さて、最初に関税法第2条の4の条文(要約)でご紹介したように、その送達を受けるべき者に「税関事務管理人」があるときは、税関事務管理人の住所又は居所に送達することとなっていましたね。
公示送達をする場合の条件である「住所等が不明」とか、「外国における送達について困難な事情がある」に該当するかどうかの判定に当たっては、法第95条第5項の規定による「特定税関事務管理人」となり得る者があるかどうかについては考慮する必要はないとされています。

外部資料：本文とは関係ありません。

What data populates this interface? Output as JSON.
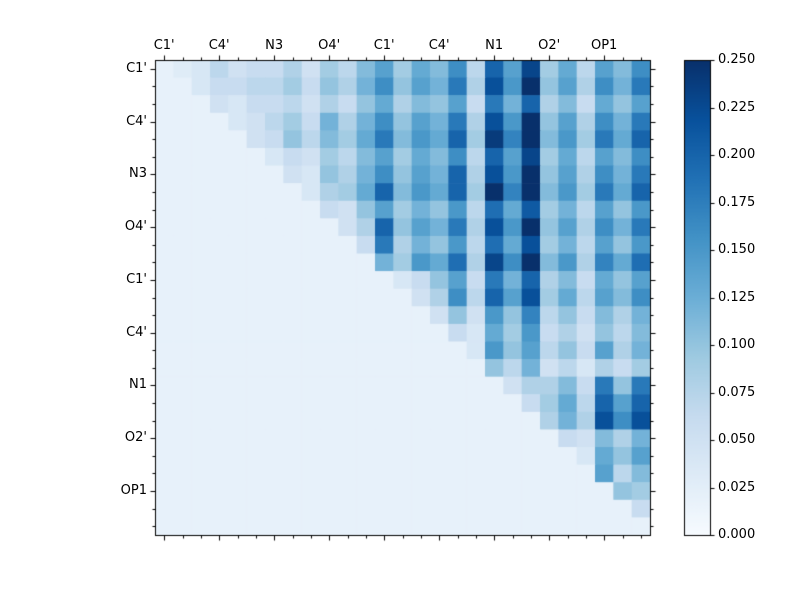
{
  "chart_data": {
    "type": "heatmap",
    "title": "",
    "xlabel": "",
    "ylabel": "",
    "x_labels": [
      "C1'",
      "C4'",
      "N3",
      "O4'",
      "C1'",
      "C4'",
      "N1",
      "O2'",
      "OP1"
    ],
    "y_labels": [
      "C1'",
      "C4'",
      "N3",
      "O4'",
      "C1'",
      "C4'",
      "N1",
      "O2'",
      "OP1"
    ],
    "grid_size": 27,
    "cells_per_label": 3,
    "vmin": 0.0,
    "vmax": 0.25,
    "colormap": "Blues",
    "structure": "upper-triangular",
    "colorbar_ticks": [
      "0.250",
      "0.225",
      "0.200",
      "0.175",
      "0.150",
      "0.125",
      "0.100",
      "0.075",
      "0.050",
      "0.025",
      "0.000"
    ],
    "colorbar_tick_values": [
      0.25,
      0.225,
      0.2,
      0.175,
      0.15,
      0.125,
      0.1,
      0.075,
      0.05,
      0.025,
      0.0
    ],
    "matrix": [
      [
        0.02,
        0.03,
        0.04,
        0.07,
        0.05,
        0.06,
        0.06,
        0.08,
        0.05,
        0.09,
        0.07,
        0.11,
        0.14,
        0.09,
        0.13,
        0.11,
        0.16,
        0.07,
        0.2,
        0.14,
        0.23,
        0.09,
        0.13,
        0.07,
        0.14,
        0.11,
        0.16
      ],
      [
        0.02,
        0.02,
        0.04,
        0.06,
        0.06,
        0.07,
        0.07,
        0.09,
        0.06,
        0.1,
        0.08,
        0.12,
        0.16,
        0.1,
        0.14,
        0.12,
        0.18,
        0.08,
        0.22,
        0.15,
        0.25,
        0.1,
        0.14,
        0.08,
        0.16,
        0.12,
        0.18
      ],
      [
        0.02,
        0.02,
        0.02,
        0.05,
        0.04,
        0.06,
        0.06,
        0.07,
        0.05,
        0.08,
        0.06,
        0.1,
        0.13,
        0.08,
        0.11,
        0.1,
        0.14,
        0.06,
        0.18,
        0.12,
        0.2,
        0.08,
        0.11,
        0.06,
        0.13,
        0.1,
        0.14
      ],
      [
        0.02,
        0.02,
        0.02,
        0.02,
        0.04,
        0.05,
        0.07,
        0.09,
        0.06,
        0.12,
        0.08,
        0.12,
        0.16,
        0.1,
        0.14,
        0.12,
        0.18,
        0.08,
        0.22,
        0.15,
        0.25,
        0.1,
        0.14,
        0.08,
        0.16,
        0.12,
        0.18
      ],
      [
        0.02,
        0.02,
        0.02,
        0.02,
        0.02,
        0.05,
        0.06,
        0.1,
        0.07,
        0.11,
        0.09,
        0.13,
        0.18,
        0.11,
        0.15,
        0.13,
        0.2,
        0.09,
        0.24,
        0.17,
        0.25,
        0.11,
        0.15,
        0.09,
        0.18,
        0.13,
        0.2
      ],
      [
        0.02,
        0.02,
        0.02,
        0.02,
        0.02,
        0.02,
        0.04,
        0.06,
        0.05,
        0.09,
        0.07,
        0.11,
        0.14,
        0.09,
        0.13,
        0.11,
        0.16,
        0.07,
        0.2,
        0.14,
        0.23,
        0.09,
        0.13,
        0.07,
        0.14,
        0.11,
        0.16
      ],
      [
        0.02,
        0.02,
        0.02,
        0.02,
        0.02,
        0.02,
        0.02,
        0.05,
        0.04,
        0.1,
        0.08,
        0.12,
        0.16,
        0.1,
        0.14,
        0.12,
        0.2,
        0.08,
        0.22,
        0.15,
        0.25,
        0.1,
        0.14,
        0.08,
        0.16,
        0.12,
        0.18
      ],
      [
        0.02,
        0.02,
        0.02,
        0.02,
        0.02,
        0.02,
        0.02,
        0.02,
        0.04,
        0.08,
        0.09,
        0.13,
        0.2,
        0.11,
        0.15,
        0.13,
        0.2,
        0.09,
        0.25,
        0.17,
        0.25,
        0.11,
        0.15,
        0.09,
        0.18,
        0.13,
        0.2
      ],
      [
        0.02,
        0.02,
        0.02,
        0.02,
        0.02,
        0.02,
        0.02,
        0.02,
        0.02,
        0.06,
        0.05,
        0.1,
        0.14,
        0.09,
        0.12,
        0.1,
        0.15,
        0.07,
        0.19,
        0.13,
        0.21,
        0.09,
        0.12,
        0.07,
        0.14,
        0.1,
        0.15
      ],
      [
        0.02,
        0.02,
        0.02,
        0.02,
        0.02,
        0.02,
        0.02,
        0.02,
        0.02,
        0.02,
        0.05,
        0.08,
        0.2,
        0.1,
        0.14,
        0.12,
        0.18,
        0.08,
        0.22,
        0.15,
        0.25,
        0.1,
        0.14,
        0.08,
        0.16,
        0.12,
        0.18
      ],
      [
        0.02,
        0.02,
        0.02,
        0.02,
        0.02,
        0.02,
        0.02,
        0.02,
        0.02,
        0.02,
        0.02,
        0.06,
        0.18,
        0.08,
        0.12,
        0.1,
        0.15,
        0.07,
        0.19,
        0.13,
        0.22,
        0.09,
        0.12,
        0.07,
        0.14,
        0.1,
        0.15
      ],
      [
        0.02,
        0.02,
        0.02,
        0.02,
        0.02,
        0.02,
        0.02,
        0.02,
        0.02,
        0.02,
        0.02,
        0.02,
        0.12,
        0.09,
        0.15,
        0.13,
        0.19,
        0.08,
        0.23,
        0.16,
        0.25,
        0.11,
        0.15,
        0.08,
        0.17,
        0.13,
        0.19
      ],
      [
        0.02,
        0.02,
        0.02,
        0.02,
        0.02,
        0.02,
        0.02,
        0.02,
        0.02,
        0.02,
        0.02,
        0.02,
        0.02,
        0.04,
        0.06,
        0.1,
        0.14,
        0.06,
        0.18,
        0.12,
        0.2,
        0.08,
        0.11,
        0.06,
        0.13,
        0.1,
        0.14
      ],
      [
        0.02,
        0.02,
        0.02,
        0.02,
        0.02,
        0.02,
        0.02,
        0.02,
        0.02,
        0.02,
        0.02,
        0.02,
        0.02,
        0.02,
        0.05,
        0.08,
        0.16,
        0.07,
        0.2,
        0.14,
        0.22,
        0.09,
        0.13,
        0.07,
        0.14,
        0.11,
        0.16
      ],
      [
        0.02,
        0.02,
        0.02,
        0.02,
        0.02,
        0.02,
        0.02,
        0.02,
        0.02,
        0.02,
        0.02,
        0.02,
        0.02,
        0.02,
        0.02,
        0.05,
        0.1,
        0.05,
        0.15,
        0.1,
        0.17,
        0.07,
        0.1,
        0.06,
        0.11,
        0.08,
        0.12
      ],
      [
        0.02,
        0.02,
        0.02,
        0.02,
        0.02,
        0.02,
        0.02,
        0.02,
        0.02,
        0.02,
        0.02,
        0.02,
        0.02,
        0.02,
        0.02,
        0.02,
        0.06,
        0.04,
        0.13,
        0.09,
        0.15,
        0.06,
        0.08,
        0.05,
        0.1,
        0.07,
        0.11
      ],
      [
        0.02,
        0.02,
        0.02,
        0.02,
        0.02,
        0.02,
        0.02,
        0.02,
        0.02,
        0.02,
        0.02,
        0.02,
        0.02,
        0.02,
        0.02,
        0.02,
        0.02,
        0.04,
        0.15,
        0.1,
        0.14,
        0.07,
        0.1,
        0.06,
        0.14,
        0.08,
        0.12
      ],
      [
        0.02,
        0.02,
        0.02,
        0.02,
        0.02,
        0.02,
        0.02,
        0.02,
        0.02,
        0.02,
        0.02,
        0.02,
        0.02,
        0.02,
        0.02,
        0.02,
        0.02,
        0.02,
        0.1,
        0.07,
        0.12,
        0.05,
        0.07,
        0.04,
        0.08,
        0.06,
        0.09
      ],
      [
        0.02,
        0.02,
        0.02,
        0.02,
        0.02,
        0.02,
        0.02,
        0.02,
        0.02,
        0.02,
        0.02,
        0.02,
        0.02,
        0.02,
        0.02,
        0.02,
        0.02,
        0.02,
        0.02,
        0.05,
        0.08,
        0.08,
        0.11,
        0.06,
        0.18,
        0.1,
        0.18
      ],
      [
        0.02,
        0.02,
        0.02,
        0.02,
        0.02,
        0.02,
        0.02,
        0.02,
        0.02,
        0.02,
        0.02,
        0.02,
        0.02,
        0.02,
        0.02,
        0.02,
        0.02,
        0.02,
        0.02,
        0.02,
        0.06,
        0.09,
        0.13,
        0.07,
        0.2,
        0.14,
        0.2
      ],
      [
        0.02,
        0.02,
        0.02,
        0.02,
        0.02,
        0.02,
        0.02,
        0.02,
        0.02,
        0.02,
        0.02,
        0.02,
        0.02,
        0.02,
        0.02,
        0.02,
        0.02,
        0.02,
        0.02,
        0.02,
        0.02,
        0.08,
        0.12,
        0.08,
        0.22,
        0.16,
        0.22
      ],
      [
        0.02,
        0.02,
        0.02,
        0.02,
        0.02,
        0.02,
        0.02,
        0.02,
        0.02,
        0.02,
        0.02,
        0.02,
        0.02,
        0.02,
        0.02,
        0.02,
        0.02,
        0.02,
        0.02,
        0.02,
        0.02,
        0.02,
        0.06,
        0.05,
        0.11,
        0.08,
        0.12
      ],
      [
        0.02,
        0.02,
        0.02,
        0.02,
        0.02,
        0.02,
        0.02,
        0.02,
        0.02,
        0.02,
        0.02,
        0.02,
        0.02,
        0.02,
        0.02,
        0.02,
        0.02,
        0.02,
        0.02,
        0.02,
        0.02,
        0.02,
        0.02,
        0.04,
        0.13,
        0.1,
        0.14
      ],
      [
        0.02,
        0.02,
        0.02,
        0.02,
        0.02,
        0.02,
        0.02,
        0.02,
        0.02,
        0.02,
        0.02,
        0.02,
        0.02,
        0.02,
        0.02,
        0.02,
        0.02,
        0.02,
        0.02,
        0.02,
        0.02,
        0.02,
        0.02,
        0.02,
        0.14,
        0.07,
        0.11
      ],
      [
        0.02,
        0.02,
        0.02,
        0.02,
        0.02,
        0.02,
        0.02,
        0.02,
        0.02,
        0.02,
        0.02,
        0.02,
        0.02,
        0.02,
        0.02,
        0.02,
        0.02,
        0.02,
        0.02,
        0.02,
        0.02,
        0.02,
        0.02,
        0.02,
        0.02,
        0.1,
        0.09
      ],
      [
        0.02,
        0.02,
        0.02,
        0.02,
        0.02,
        0.02,
        0.02,
        0.02,
        0.02,
        0.02,
        0.02,
        0.02,
        0.02,
        0.02,
        0.02,
        0.02,
        0.02,
        0.02,
        0.02,
        0.02,
        0.02,
        0.02,
        0.02,
        0.02,
        0.02,
        0.02,
        0.06
      ],
      [
        0.02,
        0.02,
        0.02,
        0.02,
        0.02,
        0.02,
        0.02,
        0.02,
        0.02,
        0.02,
        0.02,
        0.02,
        0.02,
        0.02,
        0.02,
        0.02,
        0.02,
        0.02,
        0.02,
        0.02,
        0.02,
        0.02,
        0.02,
        0.02,
        0.02,
        0.02,
        0.02
      ]
    ]
  },
  "colors": {
    "background": "#ffffff",
    "frame": "#000000",
    "tick": "#000000",
    "colormap_stops": [
      [
        0.0,
        "#f7fbff"
      ],
      [
        0.125,
        "#deebf7"
      ],
      [
        0.25,
        "#c6dbef"
      ],
      [
        0.375,
        "#9ecae1"
      ],
      [
        0.5,
        "#6baed6"
      ],
      [
        0.625,
        "#4292c6"
      ],
      [
        0.75,
        "#2171b5"
      ],
      [
        0.875,
        "#08519c"
      ],
      [
        1.0,
        "#08306b"
      ]
    ]
  }
}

ただ、その送達を行う段において、現に特定税関事務管理人がある場合は、送達すべき書類の受領が当該特定税関事務管理人に処理させる同条第3項の特定事項に含まれているときは、公示送達ではなく、当該特定税関事務管理人に送達することになるのは言うまでもありません。
本来、税関事務管理人制度は、本邦に住所や居所、事業所等を有しない輸入者等が、税関事務を行うために、本邦に住所等を有する者を税関事務管理人として定めて、税関長に届け出て、税関からの通知や税関に提出する文書の受渡し、事後調査のための保管書類の提示等の義務に応えるための制度です。
また、特定税関事務管理人の制度は、この関税法第95条の一部が、昨年(令和5年)の関税改正において改正され、同年10月1日から実施された制度で、税関事務管理人を定めるべき申告者等がこれを定めないときに、税関長が、特定事項を処理させるために指定する税関事務管理人をいいます。